A Long Island, NY, judge is in a very tough spot, as two of the twelve jurors who convicted a Suffolk County man of reckless manslaughter have come forward, very publicly, with tales of pressure and coercion. It seems they really didn't want to convict John White of shooting of 17-year-old Daniel Cicciaro Jr. on Aug. 9, 2006. They believed that reasonable doubt existed as to whether or not White, a black man, was reckless in confronting a group of white teenage boys who had driven to his home in search of his son, who they intended to assault. None of the facts of the case appear to be in dispute; rather, ten jurors were certain that White was reckless to emerge from his house, gun in hand, to confront the teens instead of calling the police. The other
two were equally certain that the law permitted White to use lethal force to protect his home and person. The judge, determined to avoid a hung jury which necessitate a retrial, kept the jurors in session late into the night of Saturday, December 22, and made clear his intention to keep the jury in session every day until a verdict was reached.
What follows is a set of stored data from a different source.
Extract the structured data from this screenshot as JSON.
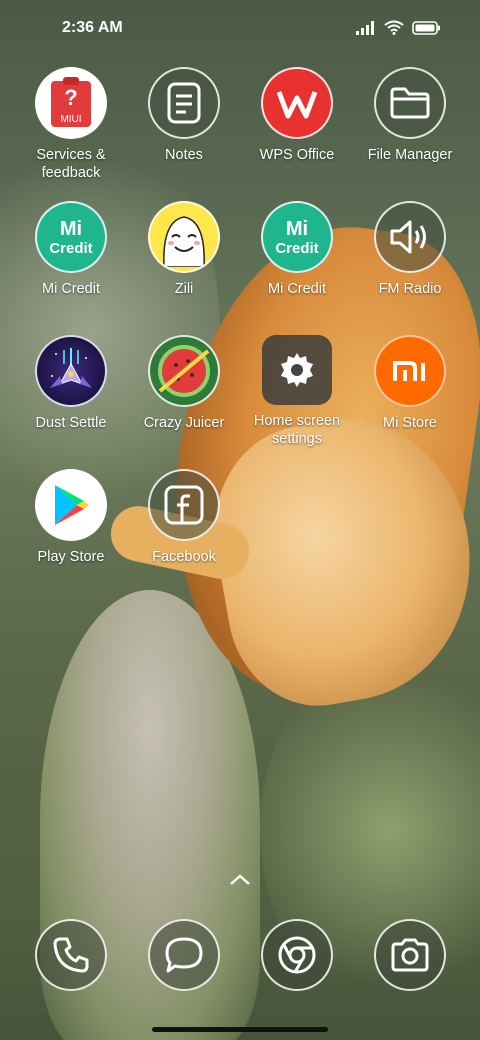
{
  "status_bar": {
    "time": "2:36 AM"
  },
  "apps": [
    {
      "label": "Services &\nfeedback",
      "name": "services-feedback",
      "icon": "miui-services-icon",
      "badge": "MIUI"
    },
    {
      "label": "Notes",
      "name": "notes",
      "icon": "notes-icon"
    },
    {
      "label": "WPS Office",
      "name": "wps-office",
      "icon": "wps-icon"
    },
    {
      "label": "File Manager",
      "name": "file-manager",
      "icon": "folder-icon"
    },
    {
      "label": "Mi Credit",
      "name": "mi-credit-1",
      "icon": "mi-credit-icon",
      "text": "Credit"
    },
    {
      "label": "Zili",
      "name": "zili",
      "icon": "zili-face-icon"
    },
    {
      "label": "Mi Credit",
      "name": "mi-credit-2",
      "icon": "mi-credit-icon",
      "text": "Credit"
    },
    {
      "label": "FM Radio",
      "name": "fm-radio",
      "icon": "speaker-icon"
    },
    {
      "label": "Dust Settle",
      "name": "dust-settle",
      "icon": "spaceship-game-icon"
    },
    {
      "label": "Crazy Juicer",
      "name": "crazy-juicer",
      "icon": "watermelon-icon"
    },
    {
      "label": "Home screen\nsettings",
      "name": "home-screen-settings",
      "icon": "gear-icon"
    },
    {
      "label": "Mi Store",
      "name": "mi-store",
      "icon": "mi-logo-icon",
      "text": "mi"
    },
    {
      "label": "Play Store",
      "name": "play-store",
      "icon": "play-store-icon"
    },
    {
      "label": "Facebook",
      "name": "facebook",
      "icon": "facebook-icon"
    }
  ],
  "dock": [
    {
      "name": "phone",
      "icon": "phone-icon"
    },
    {
      "name": "messages",
      "icon": "message-bubble-icon"
    },
    {
      "name": "browser",
      "icon": "chrome-icon"
    },
    {
      "name": "camera",
      "icon": "camera-icon"
    }
  ],
  "colors": {
    "wps_red": "#e8322f",
    "mi_orange": "#ff6a00",
    "mi_credit_teal": "#1fb68e",
    "zili_yellow": "#ffe64a",
    "label_text": "#ffffff"
  }
}
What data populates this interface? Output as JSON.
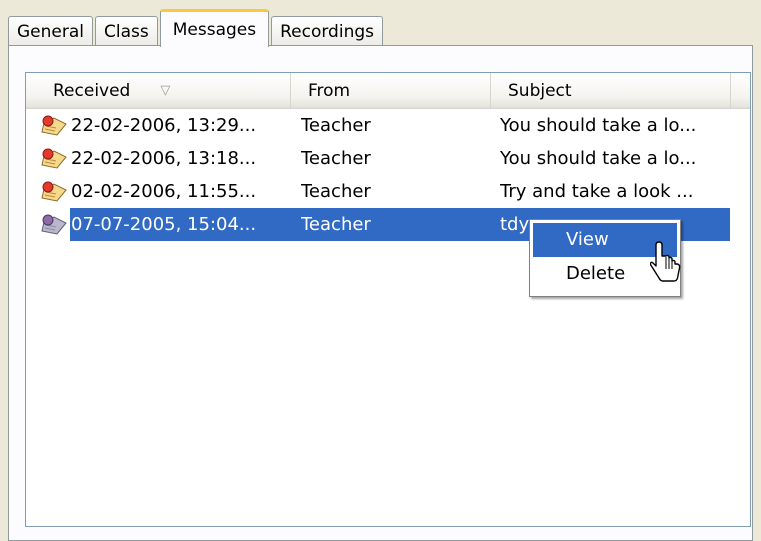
{
  "tabs": [
    {
      "label": "General"
    },
    {
      "label": "Class"
    },
    {
      "label": "Messages"
    },
    {
      "label": "Recordings"
    }
  ],
  "active_tab": "Messages",
  "columns": [
    {
      "label": "Received",
      "sort_indicator": "▽"
    },
    {
      "label": "From"
    },
    {
      "label": "Subject"
    }
  ],
  "messages": [
    {
      "received": "22-02-2006, 13:29...",
      "from": "Teacher",
      "subject": "You should take a lo...",
      "icon": "unread-message-icon"
    },
    {
      "received": "22-02-2006, 13:18...",
      "from": "Teacher",
      "subject": "You should take a lo...",
      "icon": "unread-message-icon"
    },
    {
      "received": "02-02-2006, 11:55...",
      "from": "Teacher",
      "subject": "Try and take a look ...",
      "icon": "unread-message-icon"
    },
    {
      "received": "07-07-2005, 15:04...",
      "from": "Teacher",
      "subject": "tdy",
      "icon": "read-message-icon",
      "selected": true
    }
  ],
  "context_menu": {
    "items": [
      {
        "label": "View",
        "highlighted": true
      },
      {
        "label": "Delete"
      }
    ]
  },
  "colors": {
    "selection": "#316ac5",
    "active_tab_accent": "#ffc83c",
    "window_bg": "#ece9d8"
  }
}
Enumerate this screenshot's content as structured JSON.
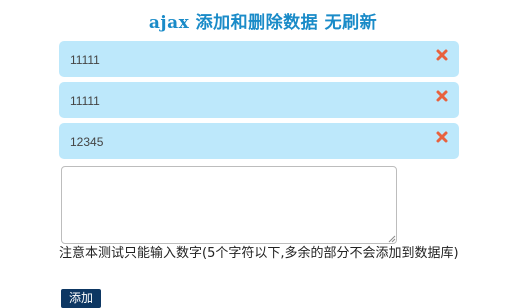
{
  "page": {
    "title": "ajax 添加和删除数据 无刷新"
  },
  "items": [
    {
      "text": "11111",
      "delete_icon": "close-x-icon"
    },
    {
      "text": "11111",
      "delete_icon": "close-x-icon"
    },
    {
      "text": "12345",
      "delete_icon": "close-x-icon"
    }
  ],
  "form": {
    "textarea_value": "",
    "hint": "注意本测试只能输入数字(5个字符以下,多余的部分不会添加到数据库)",
    "add_label": "添加"
  },
  "colors": {
    "title": "#1a8bc8",
    "item_bg": "#bde8fb",
    "delete_icon": "#e8623e",
    "button_bg": "#0d3763"
  }
}
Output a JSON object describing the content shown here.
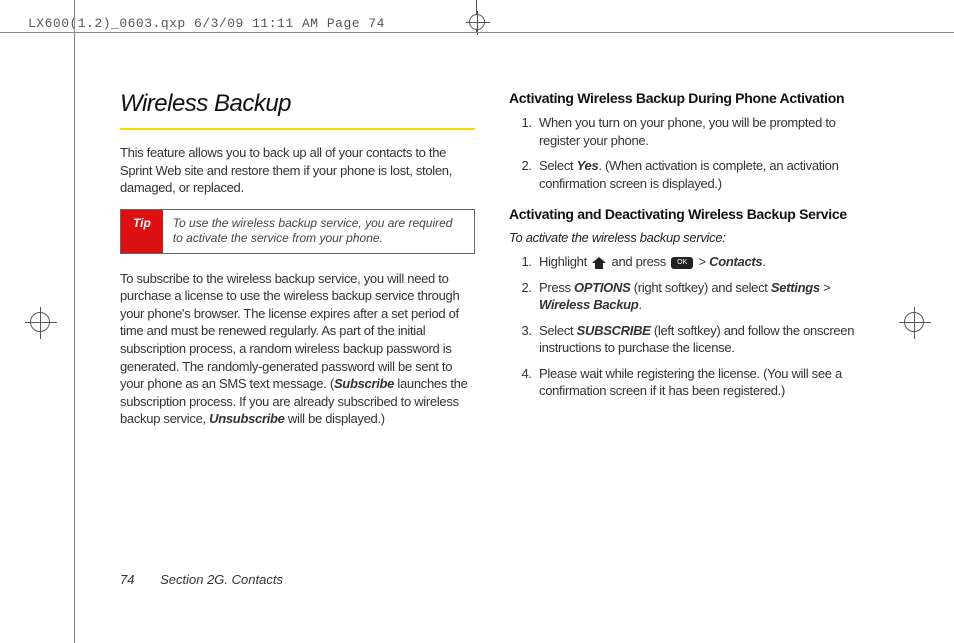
{
  "header_slug": "LX600(1.2)_0603.qxp  6/3/09  11:11 AM  Page 74",
  "left": {
    "title": "Wireless Backup",
    "intro": "This feature allows you to back up all of your contacts to the Sprint Web site and restore them if your phone is lost, stolen, damaged, or replaced.",
    "tip_label": "Tip",
    "tip_text": "To use the wireless backup service, you are required to activate the service from your phone.",
    "para2a": "To subscribe to the wireless backup service, you will need to purchase a license to use the wireless backup service through your phone's browser. The license expires after a set period of time and must be renewed regularly. As part of the initial subscription process, a random wireless backup password is generated. The randomly-generated password will be sent to your phone as an SMS text message. (",
    "para2_sub": "Subscribe",
    "para2b": " launches the subscription process. If you are already subscribed to wireless backup service, ",
    "para2_unsub": "Unsubscribe",
    "para2c": " will be displayed.)"
  },
  "right": {
    "h1": "Activating Wireless Backup During Phone Activation",
    "steps1": {
      "s1": "When you turn on your phone, you will be prompted to register your phone.",
      "s2a": "Select ",
      "s2_yes": "Yes",
      "s2b": ". (When activation is complete, an activation confirmation screen is displayed.)"
    },
    "h2": "Activating and Deactivating Wireless Backup Service",
    "sub": "To activate the wireless backup service:",
    "steps2": {
      "s1a": "Highlight ",
      "s1b": " and press ",
      "s1_ok": "MENU OK",
      "s1c": " > ",
      "s1_contacts": "Contacts",
      "s1d": ".",
      "s2a": "Press ",
      "s2_options": "OPTIONS",
      "s2b": " (right softkey) and select ",
      "s2_settings": "Settings",
      "s2c": " > ",
      "s2_wb": "Wireless Backup",
      "s2d": ".",
      "s3a": "Select ",
      "s3_sub": "SUBSCRIBE",
      "s3b": " (left softkey) and follow the onscreen instructions to purchase the license.",
      "s4": "Please wait while registering the license. (You will see a confirmation screen if it has been registered.)"
    }
  },
  "footer": {
    "page": "74",
    "section": "Section 2G. Contacts"
  }
}
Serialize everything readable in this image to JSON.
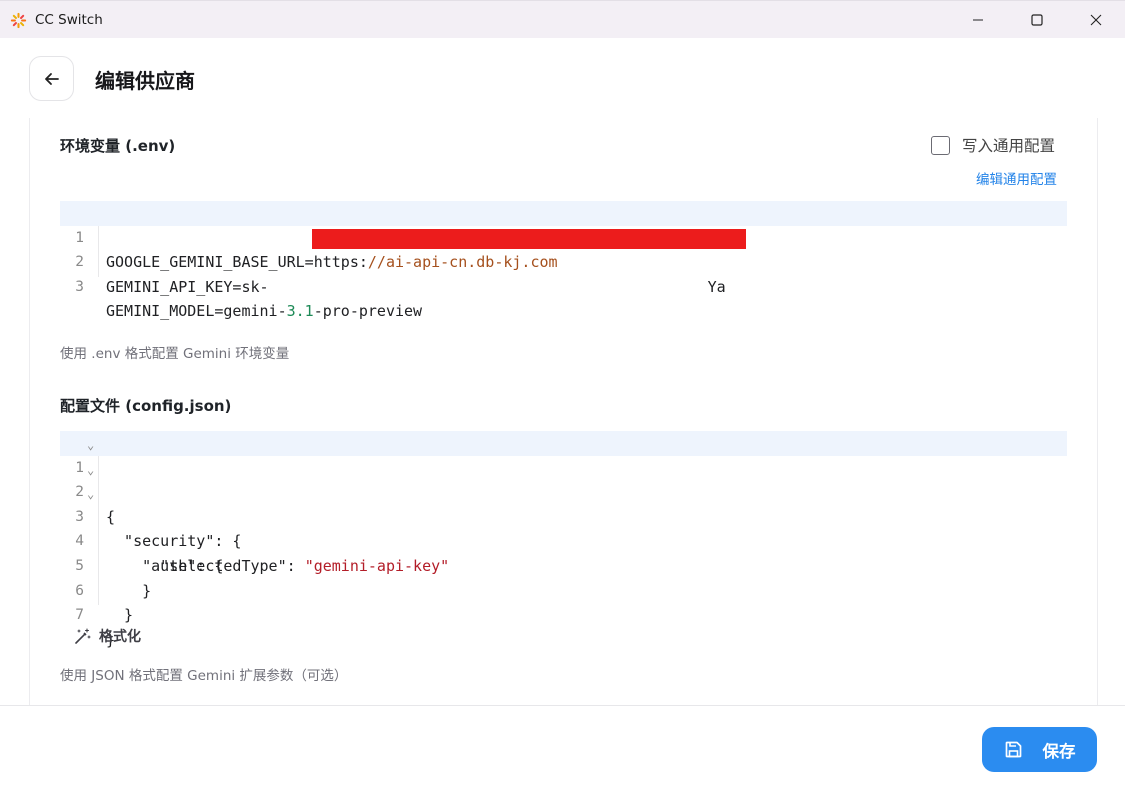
{
  "window": {
    "title": "CC Switch"
  },
  "header": {
    "title": "编辑供应商"
  },
  "env_section": {
    "title": "环境变量 (.env)",
    "checkbox_label": "写入通用配置",
    "checkbox_checked": false,
    "edit_link": "编辑通用配置",
    "lines": [
      {
        "n": "1",
        "key": "GOOGLE_GEMINI_BASE_URL=https:",
        "value": "//ai-api-cn.db-kj.com"
      },
      {
        "n": "2",
        "key": "GEMINI_API_KEY=sk-",
        "tail": "Ya"
      },
      {
        "n": "3",
        "key": "GEMINI_MODEL=gemini-",
        "num": "3.1",
        "rest": "-pro-preview"
      }
    ],
    "hint": "使用 .env 格式配置 Gemini 环境变量"
  },
  "config_section": {
    "title": "配置文件 (config.json)",
    "lines": [
      {
        "n": "1",
        "text": "{"
      },
      {
        "n": "2",
        "text": "  \"security\": {"
      },
      {
        "n": "3",
        "text": "    \"auth\": {"
      },
      {
        "n": "4",
        "key": "      \"selectedType\": ",
        "str": "\"gemini-api-key\""
      },
      {
        "n": "5",
        "text": "    }"
      },
      {
        "n": "6",
        "text": "  }"
      },
      {
        "n": "7",
        "text": "}"
      }
    ],
    "format_label": "格式化",
    "hint": "使用 JSON 格式配置 Gemini 扩展参数（可选）"
  },
  "footer": {
    "save_label": "保存"
  },
  "colors": {
    "accent": "#2b8cf0",
    "link": "#2383e8",
    "redaction": "#ec1c1c"
  }
}
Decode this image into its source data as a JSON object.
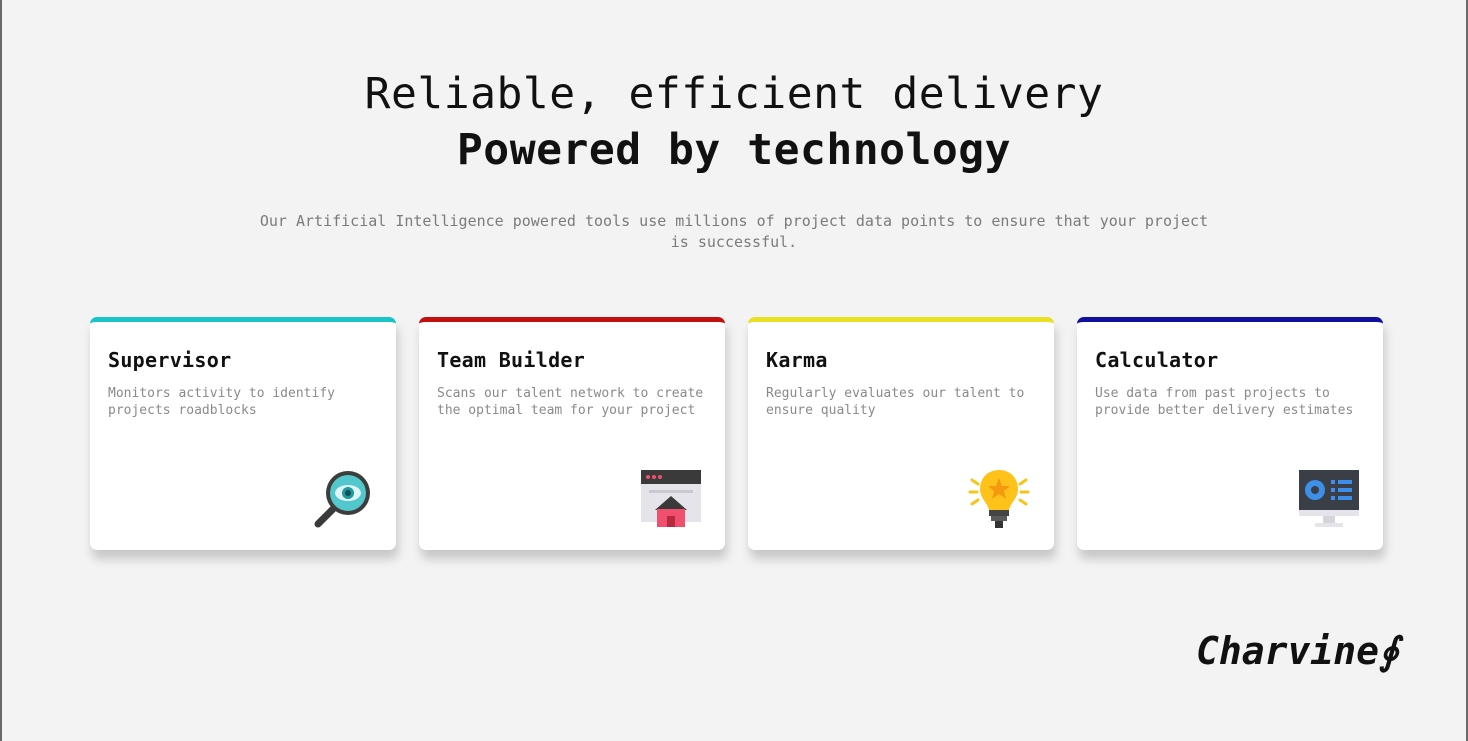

The New York Post has this today:
This raises some serious questions. First: in a unanimous jury system of determining criminal guilt, what's wrong with a hung jury? The prosecution was required to convince twelve people that there was no reasonable doubt as to the charges. The prosecution failed. That is a rational result, especially in a case as ambiguous as this. Should the judge place so much pressure on the jury to reach a verdict that two of them act against their oath? And what now, of that verdict? It can't possibly stand. Either the judge sets it aside and declares a mistrial, or this thing gets bounced on appeal.